Ireland's tax revenues fell behind target by around half a billion euros in the 11 months to November, data showed on Friday, underlining the growing challenge facing the government as prepares to unveil its fiscal plans for next year.

Ireland has pledged to shrink its budget deficit to 10.3 percent of gross domestic product (GDP) this year under its IMF-EU bailout, and looks likely to meet that goal due to a tight lid on spending, which was 2.4 percent below target.

But with the tax revenues 1.6 percent behind target, up from 0.7 percent last month, analysts are warning that it may be difficult to hit nest year's targets.

The worrying thing is the trend in revenue is weakening and that has to be a concern, said Alan McQuaid, chief economist at Bloxham Stockbrokers.

There is a risk that the budget deficit will be higher rather than lower in 2012, even if it is on target this year, he said.

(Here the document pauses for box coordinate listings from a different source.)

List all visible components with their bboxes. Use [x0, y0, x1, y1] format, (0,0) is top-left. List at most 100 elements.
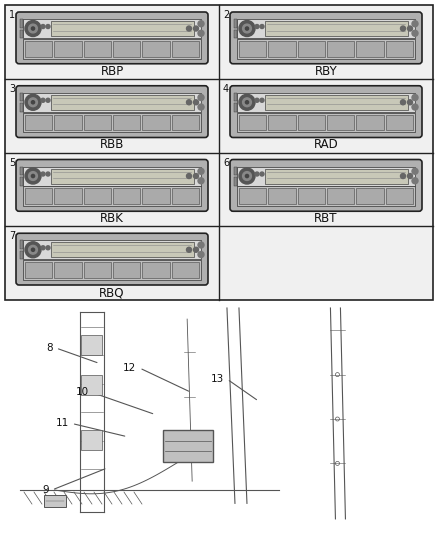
Circle shape	[407, 174, 413, 179]
Circle shape	[187, 247, 191, 252]
Bar	[265, 168, 408, 183]
Text: 6: 6	[223, 157, 229, 167]
Circle shape	[412, 94, 418, 101]
Text: 2: 2	[223, 10, 229, 20]
Bar	[142, 41, 170, 56]
Circle shape	[32, 248, 35, 252]
Bar	[20, 177, 23, 185]
Bar	[237, 39, 415, 59]
Circle shape	[239, 21, 255, 37]
Circle shape	[243, 98, 251, 107]
Circle shape	[41, 246, 45, 250]
Circle shape	[41, 25, 45, 29]
Bar	[113, 188, 140, 204]
Bar	[172, 41, 199, 56]
Bar	[357, 188, 384, 204]
Circle shape	[239, 168, 255, 184]
Bar	[23, 187, 201, 206]
Bar	[84, 115, 111, 131]
Circle shape	[46, 98, 50, 102]
Bar	[25, 262, 52, 278]
Circle shape	[198, 30, 204, 36]
Circle shape	[407, 100, 413, 105]
Circle shape	[187, 26, 191, 31]
Bar	[25, 115, 52, 131]
Circle shape	[194, 100, 198, 105]
Circle shape	[260, 172, 264, 176]
Circle shape	[400, 26, 406, 31]
Circle shape	[412, 104, 418, 110]
Bar	[142, 188, 170, 204]
Bar	[265, 95, 408, 110]
Bar	[268, 41, 296, 56]
Bar	[327, 188, 354, 204]
Circle shape	[260, 98, 264, 102]
Circle shape	[32, 27, 35, 30]
Bar	[239, 115, 266, 131]
Bar	[113, 41, 140, 56]
Text: 5: 5	[9, 157, 15, 167]
Bar	[357, 115, 384, 131]
Circle shape	[400, 174, 406, 179]
Bar	[142, 262, 170, 278]
Text: RAD: RAD	[314, 139, 339, 151]
Bar	[234, 19, 237, 28]
FancyBboxPatch shape	[16, 12, 208, 64]
Circle shape	[245, 27, 249, 30]
Circle shape	[412, 178, 418, 184]
Circle shape	[28, 172, 37, 181]
Text: 3: 3	[9, 84, 15, 94]
Bar	[113, 115, 140, 131]
Bar	[239, 41, 266, 56]
Circle shape	[194, 174, 198, 179]
Bar	[84, 41, 111, 56]
Circle shape	[41, 172, 45, 176]
Bar	[265, 21, 408, 36]
Circle shape	[412, 30, 418, 36]
Bar	[23, 166, 201, 185]
Text: 8: 8	[46, 343, 53, 353]
Bar	[163, 430, 213, 462]
Circle shape	[198, 252, 204, 257]
Bar	[20, 166, 23, 175]
Bar	[81, 430, 102, 450]
Circle shape	[245, 174, 249, 177]
Circle shape	[194, 26, 198, 31]
Bar	[172, 115, 199, 131]
Bar	[327, 115, 354, 131]
Bar	[298, 115, 325, 131]
Bar	[234, 29, 237, 38]
Text: RBB: RBB	[100, 139, 124, 151]
Text: 4: 4	[223, 84, 229, 94]
Bar	[23, 240, 201, 259]
Bar	[5, 5, 433, 300]
FancyBboxPatch shape	[16, 86, 208, 138]
Bar	[23, 260, 201, 280]
Circle shape	[198, 168, 204, 174]
Bar	[51, 243, 194, 257]
Bar	[20, 251, 23, 259]
FancyBboxPatch shape	[230, 159, 422, 211]
FancyBboxPatch shape	[16, 159, 208, 211]
Circle shape	[194, 247, 198, 252]
Bar	[84, 262, 111, 278]
Bar	[237, 93, 415, 112]
Text: RBP: RBP	[100, 64, 124, 78]
Circle shape	[25, 94, 41, 110]
Bar	[84, 188, 111, 204]
Bar	[20, 19, 23, 28]
Circle shape	[25, 168, 41, 184]
Circle shape	[198, 21, 204, 27]
Bar	[20, 93, 23, 101]
Bar	[172, 188, 199, 204]
Circle shape	[25, 21, 41, 37]
Circle shape	[28, 245, 37, 254]
Bar	[237, 166, 415, 185]
Bar	[81, 375, 102, 394]
Bar	[20, 29, 23, 38]
Text: 13: 13	[211, 374, 224, 384]
Bar	[234, 103, 237, 112]
Circle shape	[243, 24, 251, 33]
Bar	[386, 115, 413, 131]
Bar	[0, 303, 438, 533]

The government is already under pressure over planned cutbacks in an austerity budget to be announced on Monday and Tuesday that is expected to take 3.8 billion euros out of the economy.

Analysts have warned that slowing growth could force it to ramp up austerity measures even further.

The government has said it plans to increase the VAT rate by two points to 23 percent at the budget, but a 4.6 percent shortfall in VAT receipts in November indicates it may struggle to secure the 670 million euro boost it hopes to get from the measure.

Clearly the numbers here today indicate you are going to have difficulty, McQuaid said.

Corporation tax was 6.3 percent behind target and income tax receipts were 2.1 behind in November, the most important month of the year for tax collection due to end-of-year tax deadlines.

Overall, Ireland's budget shortfall widened to 21.4 billion euros to the end of November from 13.4 billion euros a year ago, largely due to capital injections into the country's lenders.

Stripping out the near 11 billion euros in capital funnelled to the banks and including a 1 billion euros gain from the sale of part of the state's share in Bank of Ireland , the underlying deficit fell by over 1.6 billion euros.

Expenditure was down came in below target, mainly due to capital expenditure cuts, which were 11.7 percent, or 406 million euros bellow target.